First, as someone that plays a lot of MMOs, I want to say the early NPE is fantastic. Especially with the limited resources that smaller games have, it’s very rare to find one so well done. A very good job to the team that worked on that.
However, things do get a little less smooth when moving to career agents. As an example, I was told to use a “Sensor Overlay” by an agent. Hmm. Well where do I find that? I look at the buttons on my screen… ah there’s a tactical overlay, perhaps it’s near that? Hm, no. Well here’s a button that talks about scanners and probes, maybe there? Still no…
I eventually asked people and found I had to click a tiny hamburger menu to enable it. And this is one example but at the career agent stage there’s a bunch of things like this - it could really use some polishing up and explaining of where things are (and, perhaps, a little UI reorganization to make how things are placed or grouped a bit more intuitive). It’s not terrible but there’s definitely some easy wins to be had on improving it too.
Now this next bit is a little more macro, and I’ve seen other players’ discussions around how Eve’s universe is too big - so what I’m about to say probably won’t be well liked, but I hope it will at least be considered.
When I first heard of wormholes, I was utterly enchanted by the idea of them. But, as I’ve learned more and talked about them with other players, that notion’s been chipped away at more and more. They’ve “solved”, people will say, and it seems that they are indeed thoroughly figured out and minmaxed. They’re not untamable frontiers lived in by hardy, independent residents… they’re well connected and well supplied, allies are never far, and so forth.
And then there’s nullsec. Also not exactly the frontier I at first thought/hoped. All the edges of the map filled in. Now, please do helped me out if my observations are incorrect, but let’s say a friend group starts playing eve. We’ll call it a pretty big one, say 20 to 30 people? There’s nowhere they could really go to establish themselves - maaaybe somewhere very resource poor, but probably not even that. In part because everywhere’s also claimed… but also because they’d just get their faces kicked in. Probably even after they’d all been playing for a year, from what I can tell.

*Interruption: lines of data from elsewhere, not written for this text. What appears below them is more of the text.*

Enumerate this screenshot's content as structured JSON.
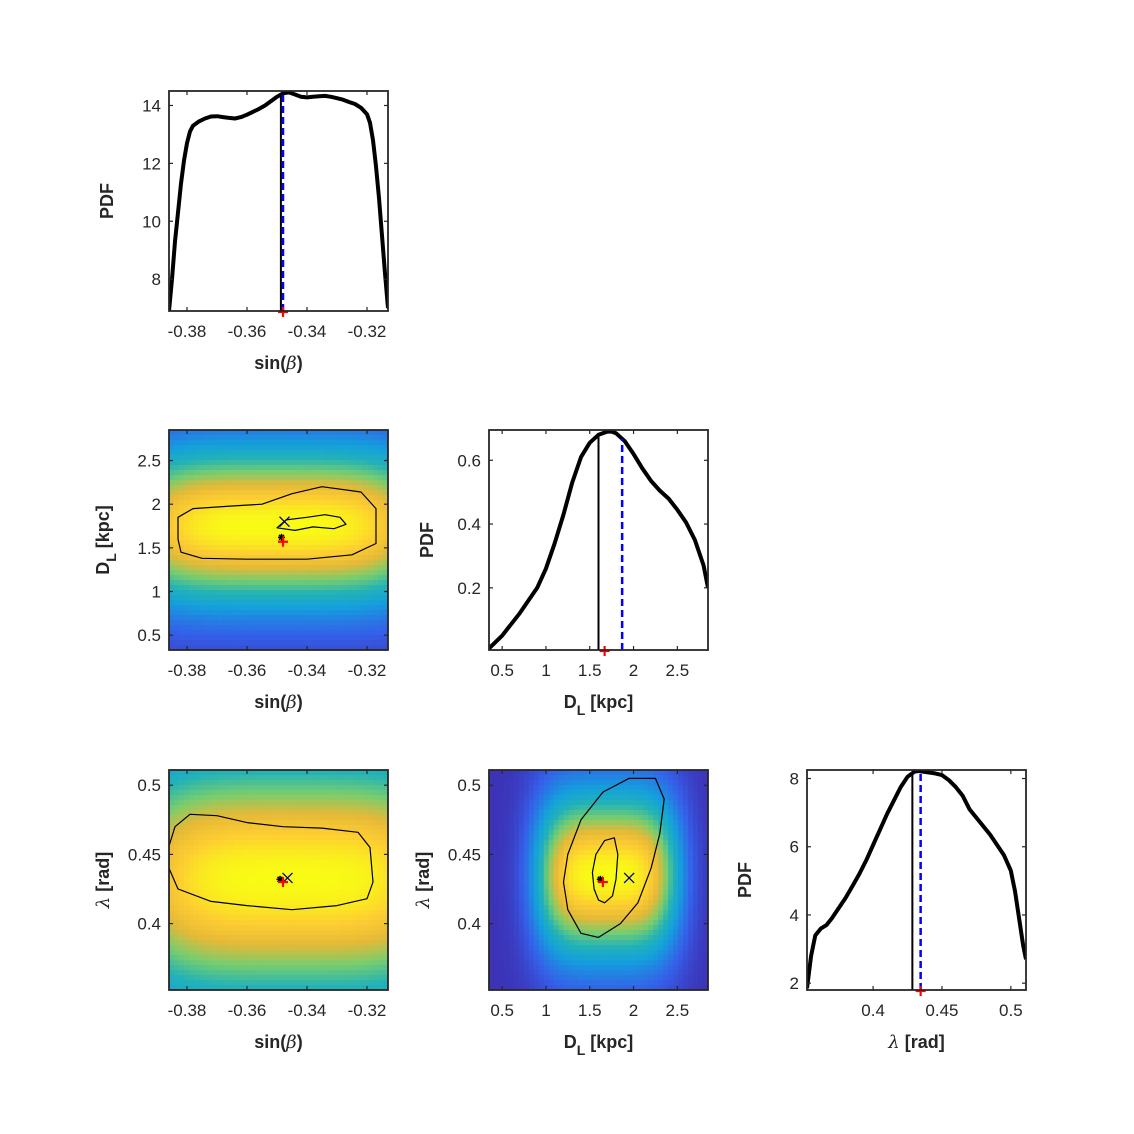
{
  "colors": {
    "pdf_line": "#000000",
    "median_line": "#000000",
    "mean_line": "#0000ff",
    "true_marker": "#ff0000",
    "map_marker": "#00008b",
    "heat_low": "#3e26a8",
    "heat_mid": "#23b3b6",
    "heat_high": "#f9fb15"
  },
  "chart_data": [
    {
      "id": "p11",
      "type": "line",
      "xlabel_text": "sin(",
      "xlabel_sym": "β",
      "xlabel_end": ")",
      "ylabel": "PDF",
      "xlim": [
        -0.386,
        -0.313
      ],
      "ylim": [
        6.9,
        14.5
      ],
      "xticks": [
        -0.38,
        -0.36,
        -0.34,
        -0.32
      ],
      "yticks": [
        8,
        10,
        12,
        14
      ],
      "series": [
        {
          "x": [
            -0.386,
            -0.385,
            -0.384,
            -0.383,
            -0.382,
            -0.381,
            -0.38,
            -0.379,
            -0.378,
            -0.376,
            -0.374,
            -0.372,
            -0.37,
            -0.368,
            -0.366,
            -0.364,
            -0.362,
            -0.36,
            -0.358,
            -0.356,
            -0.354,
            -0.352,
            -0.35,
            -0.348,
            -0.346,
            -0.344,
            -0.342,
            -0.34,
            -0.338,
            -0.336,
            -0.334,
            -0.332,
            -0.33,
            -0.328,
            -0.326,
            -0.324,
            -0.322,
            -0.32,
            -0.319,
            -0.318,
            -0.317,
            -0.316,
            -0.315,
            -0.314,
            -0.313
          ],
          "y": [
            6.9,
            8.0,
            9.3,
            10.3,
            11.3,
            12.1,
            12.7,
            13.1,
            13.3,
            13.45,
            13.55,
            13.62,
            13.63,
            13.6,
            13.57,
            13.55,
            13.6,
            13.68,
            13.78,
            13.88,
            14.0,
            14.15,
            14.3,
            14.42,
            14.45,
            14.38,
            14.3,
            14.28,
            14.3,
            14.32,
            14.33,
            14.3,
            14.25,
            14.2,
            14.12,
            14.05,
            13.92,
            13.7,
            13.4,
            12.8,
            11.9,
            10.8,
            9.5,
            8.2,
            7.0
          ]
        }
      ],
      "median": -0.3487,
      "mean": -0.348,
      "true_value": -0.348
    },
    {
      "id": "p21",
      "type": "heatmap",
      "xlabel_text": "sin(",
      "xlabel_sym": "β",
      "xlabel_end": ")",
      "ylabel_main": "D",
      "ylabel_sub": "L",
      "ylabel_end": " [kpc]",
      "xlim": [
        -0.386,
        -0.313
      ],
      "ylim": [
        0.33,
        2.85
      ],
      "xticks": [
        -0.38,
        -0.36,
        -0.34,
        -0.32
      ],
      "yticks": [
        0.5,
        1,
        1.5,
        2,
        2.5
      ],
      "peak": [
        -0.35,
        1.75
      ],
      "spread": [
        0.045,
        0.75
      ],
      "contours": [
        [
          [
            -0.383,
            1.6
          ],
          [
            -0.383,
            1.85
          ],
          [
            -0.378,
            1.95
          ],
          [
            -0.365,
            1.98
          ],
          [
            -0.355,
            2.0
          ],
          [
            -0.345,
            2.12
          ],
          [
            -0.335,
            2.2
          ],
          [
            -0.322,
            2.14
          ],
          [
            -0.317,
            1.95
          ],
          [
            -0.317,
            1.55
          ],
          [
            -0.325,
            1.42
          ],
          [
            -0.34,
            1.37
          ],
          [
            -0.36,
            1.37
          ],
          [
            -0.375,
            1.38
          ],
          [
            -0.382,
            1.45
          ]
        ],
        [
          [
            -0.35,
            1.73
          ],
          [
            -0.347,
            1.82
          ],
          [
            -0.34,
            1.85
          ],
          [
            -0.334,
            1.88
          ],
          [
            -0.329,
            1.85
          ],
          [
            -0.327,
            1.77
          ],
          [
            -0.331,
            1.72
          ],
          [
            -0.338,
            1.74
          ],
          [
            -0.344,
            1.7
          ]
        ]
      ],
      "median": [
        -0.3485,
        1.62
      ],
      "mean": [
        -0.3475,
        1.8
      ],
      "true_value": [
        -0.348,
        1.57
      ]
    },
    {
      "id": "p22",
      "type": "line",
      "xlabel_main": "D",
      "xlabel_sub": "L",
      "xlabel_end": " [kpc]",
      "ylabel": "PDF",
      "xlim": [
        0.35,
        2.85
      ],
      "ylim": [
        0.005,
        0.695
      ],
      "xticks": [
        0.5,
        1,
        1.5,
        2,
        2.5
      ],
      "yticks": [
        0.2,
        0.4,
        0.6
      ],
      "series": [
        {
          "x": [
            0.35,
            0.5,
            0.7,
            0.9,
            1.0,
            1.1,
            1.2,
            1.3,
            1.4,
            1.5,
            1.6,
            1.7,
            1.75,
            1.8,
            1.9,
            2.0,
            2.1,
            2.2,
            2.3,
            2.4,
            2.5,
            2.6,
            2.7,
            2.8,
            2.85
          ],
          "y": [
            0.01,
            0.05,
            0.12,
            0.2,
            0.26,
            0.34,
            0.43,
            0.53,
            0.61,
            0.655,
            0.68,
            0.69,
            0.69,
            0.685,
            0.66,
            0.62,
            0.575,
            0.535,
            0.505,
            0.48,
            0.445,
            0.405,
            0.35,
            0.27,
            0.2
          ]
        }
      ],
      "median": 1.6,
      "mean": 1.87,
      "true_value": 1.67
    },
    {
      "id": "p31",
      "type": "heatmap",
      "xlabel_text": "sin(",
      "xlabel_sym": "β",
      "xlabel_end": ")",
      "ylabel_text": "",
      "ylabel_sym": "λ",
      "ylabel_end": " [rad]",
      "xlim": [
        -0.386,
        -0.313
      ],
      "ylim": [
        0.352,
        0.511
      ],
      "xticks": [
        -0.38,
        -0.36,
        -0.34,
        -0.32
      ],
      "yticks": [
        0.4,
        0.45,
        0.5
      ],
      "peak": [
        -0.345,
        0.432
      ],
      "spread": [
        0.05,
        0.075
      ],
      "contours": [
        [
          [
            -0.384,
            0.47
          ],
          [
            -0.379,
            0.479
          ],
          [
            -0.37,
            0.478
          ],
          [
            -0.36,
            0.473
          ],
          [
            -0.348,
            0.47
          ],
          [
            -0.335,
            0.469
          ],
          [
            -0.323,
            0.466
          ],
          [
            -0.319,
            0.455
          ],
          [
            -0.318,
            0.43
          ],
          [
            -0.32,
            0.418
          ],
          [
            -0.33,
            0.413
          ],
          [
            -0.345,
            0.41
          ],
          [
            -0.36,
            0.413
          ],
          [
            -0.372,
            0.416
          ],
          [
            -0.383,
            0.425
          ],
          [
            -0.386,
            0.44
          ],
          [
            -0.386,
            0.456
          ]
        ]
      ],
      "median": [
        -0.349,
        0.432
      ],
      "mean": [
        -0.3465,
        0.433
      ],
      "true_value": [
        -0.348,
        0.43
      ]
    },
    {
      "id": "p32",
      "type": "heatmap",
      "xlabel_main": "D",
      "xlabel_sub": "L",
      "xlabel_end": " [kpc]",
      "ylabel_text": "",
      "ylabel_sym": "λ",
      "ylabel_end": " [rad]",
      "xlim": [
        0.35,
        2.85
      ],
      "ylim": [
        0.352,
        0.511
      ],
      "xticks": [
        0.5,
        1,
        1.5,
        2,
        2.5
      ],
      "yticks": [
        0.4,
        0.45,
        0.5
      ],
      "peak": [
        1.7,
        0.435
      ],
      "spread": [
        0.65,
        0.05
      ],
      "contours": [
        [
          [
            1.25,
            0.41
          ],
          [
            1.2,
            0.43
          ],
          [
            1.25,
            0.45
          ],
          [
            1.4,
            0.475
          ],
          [
            1.65,
            0.495
          ],
          [
            1.95,
            0.505
          ],
          [
            2.25,
            0.505
          ],
          [
            2.35,
            0.49
          ],
          [
            2.3,
            0.465
          ],
          [
            2.2,
            0.44
          ],
          [
            2.05,
            0.415
          ],
          [
            1.85,
            0.4
          ],
          [
            1.6,
            0.39
          ],
          [
            1.4,
            0.393
          ]
        ],
        [
          [
            1.55,
            0.425
          ],
          [
            1.53,
            0.437
          ],
          [
            1.57,
            0.45
          ],
          [
            1.67,
            0.46
          ],
          [
            1.78,
            0.462
          ],
          [
            1.82,
            0.45
          ],
          [
            1.8,
            0.432
          ],
          [
            1.76,
            0.42
          ],
          [
            1.67,
            0.415
          ],
          [
            1.6,
            0.417
          ]
        ]
      ],
      "median": [
        1.62,
        0.432
      ],
      "mean": [
        1.95,
        0.433
      ],
      "true_value": [
        1.65,
        0.43
      ]
    },
    {
      "id": "p33",
      "type": "line",
      "xlabel_text": "",
      "xlabel_sym": "λ",
      "xlabel_end": " [rad]",
      "ylabel": "PDF",
      "xlim": [
        0.352,
        0.511
      ],
      "ylim": [
        1.8,
        8.25
      ],
      "xticks": [
        0.4,
        0.45,
        0.5
      ],
      "yticks": [
        2,
        4,
        6,
        8
      ],
      "series": [
        {
          "x": [
            0.352,
            0.355,
            0.358,
            0.362,
            0.366,
            0.37,
            0.375,
            0.38,
            0.385,
            0.39,
            0.395,
            0.4,
            0.405,
            0.41,
            0.415,
            0.42,
            0.425,
            0.43,
            0.433,
            0.436,
            0.44,
            0.445,
            0.45,
            0.455,
            0.46,
            0.465,
            0.47,
            0.475,
            0.48,
            0.485,
            0.49,
            0.495,
            0.5,
            0.503,
            0.506,
            0.509,
            0.511
          ],
          "y": [
            1.85,
            2.8,
            3.4,
            3.6,
            3.7,
            3.9,
            4.2,
            4.5,
            4.85,
            5.2,
            5.6,
            6.05,
            6.5,
            6.95,
            7.35,
            7.75,
            8.05,
            8.2,
            8.22,
            8.2,
            8.18,
            8.15,
            8.1,
            7.95,
            7.75,
            7.5,
            7.1,
            6.85,
            6.6,
            6.35,
            6.05,
            5.75,
            5.3,
            4.7,
            3.9,
            3.1,
            2.7
          ]
        }
      ],
      "median": 0.4285,
      "mean": 0.4345,
      "true_value": 0.4345
    }
  ]
}
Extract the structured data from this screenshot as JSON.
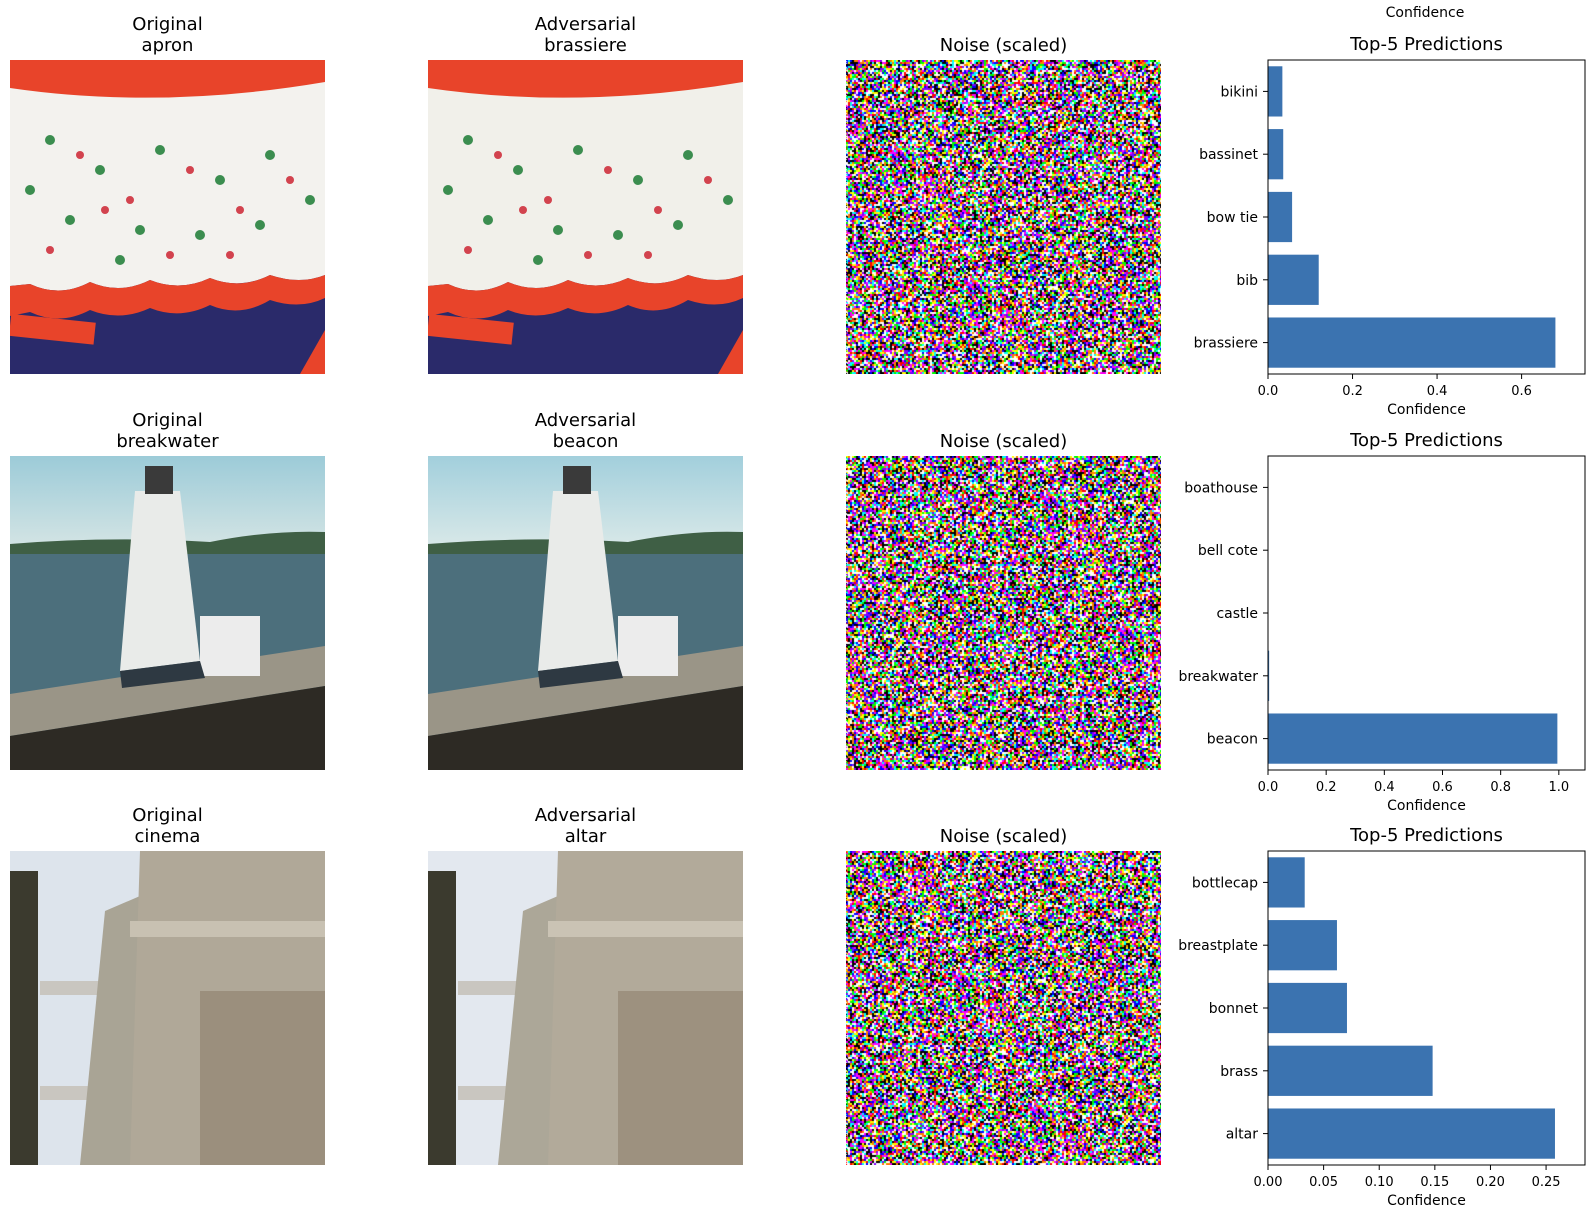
{
  "figure": {
    "top_partial_xlabel": "Confidence",
    "rows": [
      {
        "original_title": "Original\napron",
        "adversarial_title": "Adversarial\nbrassiere",
        "noise_title": "Noise (scaled)"
      },
      {
        "original_title": "Original\nbreakwater",
        "adversarial_title": "Adversarial\nbeacon",
        "noise_title": "Noise (scaled)"
      },
      {
        "original_title": "Original\ncinema",
        "adversarial_title": "Adversarial\naltar",
        "noise_title": "Noise (scaled)"
      }
    ]
  },
  "colors": {
    "bar": "#3b73b0"
  },
  "chart_data": [
    {
      "type": "bar",
      "orientation": "horizontal",
      "title": "Top-5 Predictions",
      "xlabel": "Confidence",
      "categories": [
        "brassiere",
        "bib",
        "bow tie",
        "bassinet",
        "bikini"
      ],
      "values": [
        0.68,
        0.12,
        0.057,
        0.036,
        0.034
      ],
      "xlim": [
        0,
        0.75
      ],
      "xticks": [
        0.0,
        0.2,
        0.4,
        0.6
      ],
      "xtick_labels": [
        "0.0",
        "0.2",
        "0.4",
        "0.6"
      ]
    },
    {
      "type": "bar",
      "orientation": "horizontal",
      "title": "Top-5 Predictions",
      "xlabel": "Confidence",
      "categories": [
        "beacon",
        "breakwater",
        "castle",
        "bell cote",
        "boathouse"
      ],
      "values": [
        0.995,
        0.004,
        0.0005,
        0.0003,
        0.0002
      ],
      "xlim": [
        0,
        1.09
      ],
      "xticks": [
        0.0,
        0.2,
        0.4,
        0.6,
        0.8,
        1.0
      ],
      "xtick_labels": [
        "0.0",
        "0.2",
        "0.4",
        "0.6",
        "0.8",
        "1.0"
      ]
    },
    {
      "type": "bar",
      "orientation": "horizontal",
      "title": "Top-5 Predictions",
      "xlabel": "Confidence",
      "categories": [
        "altar",
        "brass",
        "bonnet",
        "breastplate",
        "bottlecap"
      ],
      "values": [
        0.258,
        0.148,
        0.071,
        0.062,
        0.033
      ],
      "xlim": [
        0,
        0.285
      ],
      "xticks": [
        0.0,
        0.05,
        0.1,
        0.15,
        0.2,
        0.25
      ],
      "xtick_labels": [
        "0.00",
        "0.05",
        "0.10",
        "0.15",
        "0.20",
        "0.25"
      ]
    }
  ]
}
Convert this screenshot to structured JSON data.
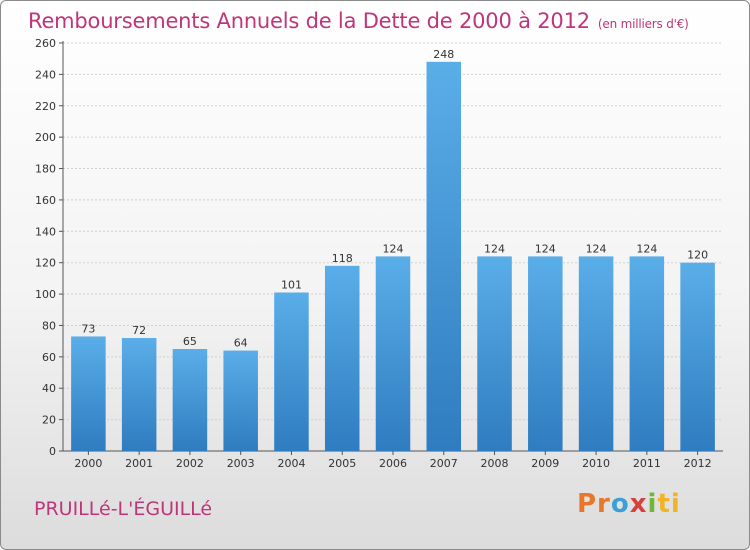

So, how cool would it be if a medium-sized group of year old players could find a corner of the universe, plant their flag and build a little empire?
How cool would it be if even day 1 players could do that?
Eve is great in concept, but I think the dream loses a lot of its luster when you find out it’s all locked down by long time established players, and at best you can hope to join them.
A larger universe also doesn’t have to be a trade off with pvp. So long as there are objectives to play around, pvp would happen even if eve took a leaf from some other online space games and went for a size on the order of millions or billions of systems to visit and, perhaps, inhabit.
And that also ties in with exploration. I think the minigames involved are super cool. I’ve never played anything quite like it. But also I can do a day of exploration, and be lucky to find so much as a half-finished data site. I suspect this ties in with the above - The Eve 'verse is too small. It gets picked clean. There’s only a few systems on the starmap that haven’t been visited within the last hour.
Both for content and for that frontier feeling… how great would it be if you could find systems that hadn’t been visited in a week? Or even… ever? The latter’s not impossible as it may seem with a static starmap - another online pvp spaceship game does it and only about 0.018% of its star systems have ever been visited.
But supposing Eve’s technical side isn’t up to supporting that or it’s not done for other reasons… it still would be neat if there were truly remote areas to explore, places that don’t get visited every day or even every week. Just as it would be neat if there were places a group could establish themselves without simply joining up with someone else.
All in all Eve seems like a decent game. But for me currently, it doesn’t look like it will be more than a side fling for when things are slow in my main (unless I learn things that drastically change my understanding of the game). But the concept… I think Eve could be truly magical. It’s got the right setting for a vast frontier, and banding together to establish oneself in it… if it can only realize it.